Influence of Amlodipine on Haemostatic Measurements during Clopidogrel Treatment in Patients with Coronary Artery Disease

Abstract

Amlodipine has a potential to reduce clopidogrel bioactivation through the cytochrome P450 3A4 enzyme in vivo, but the clinical impact of this interaction remains controversial. This randomized, open-label, two-period, crossover study was performed to evaluate the influence of amlodipine on the haemostatic profiles of high-risk patients during clopidogrel treatment. We recruited 40 Asian patients (Male/Female: n = 36/4) receiving clopidogrel (75 mg/day), aspirin (100 mg/day) and rosuvastatin for at least 6 months following percutaneous coronary intervention. Patients were randomly assigned to receive either 5 mg daily amlodipine or not for 2 weeks, and then were crossed over to the other treatment for 2 weeks. Haemostatic measurements were conducted with the VerifyNow assay and thromboelastography (TEG).

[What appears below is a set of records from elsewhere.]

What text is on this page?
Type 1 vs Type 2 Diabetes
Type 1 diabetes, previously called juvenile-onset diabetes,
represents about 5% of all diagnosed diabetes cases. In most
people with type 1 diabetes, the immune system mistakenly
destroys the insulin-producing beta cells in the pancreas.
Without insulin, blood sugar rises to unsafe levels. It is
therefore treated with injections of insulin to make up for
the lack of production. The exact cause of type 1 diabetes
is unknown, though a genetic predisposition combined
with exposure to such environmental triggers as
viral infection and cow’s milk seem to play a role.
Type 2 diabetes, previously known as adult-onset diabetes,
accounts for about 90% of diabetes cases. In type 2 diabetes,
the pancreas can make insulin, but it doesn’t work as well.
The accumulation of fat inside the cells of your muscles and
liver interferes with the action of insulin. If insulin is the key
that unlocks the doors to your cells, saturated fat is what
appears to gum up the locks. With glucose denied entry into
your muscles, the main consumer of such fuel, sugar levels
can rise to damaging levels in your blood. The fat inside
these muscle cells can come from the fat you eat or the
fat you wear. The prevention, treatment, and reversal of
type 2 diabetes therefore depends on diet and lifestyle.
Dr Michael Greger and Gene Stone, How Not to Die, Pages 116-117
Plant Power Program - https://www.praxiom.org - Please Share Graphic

Primary endpoint was P2Y12 Reaction Units (PRU) during on- versus off-amlodipine treatment. The on-amlodipine strategy showed higher level of PRU compared with the off-amlodipine strategy (176.8 ± 75.4 vs. 150.7 ± 65.5 PRU; ∆mean: 26.1 PRU; ∆95% confidence interval [CI]: 4.5-47.7 PRU; p = 0.019). Platelet-fibrin clot strength measured by TEG was lower during on- versus off-amlodipine treatment (7,712 ± 1,889 vs. 8,559 ± 2,174 dyne/cm²; ∆mean: -847 dyne/cm²; ∆95% CI: -1,632 to -62 dyne/cm²; p = 0.035). After amlodipine discontinuation, 27 patients (67.5%) showed a decrease in PRU, which was associated with 'PRU ≥ 160 on-amlodipine' in multivariate analysis (odds ratio: 62.014; 95% CI: 2.302-1670.328; p = 0.014). In conclusion, amlodipine increases platelet reactivity and decreases platelet-fibrin clot strength during clopidogrel treatment. In addition, the effect of amlodipine discontinuation on clopidogrel responsiveness is associated with on-amlodipine platelet reactivity.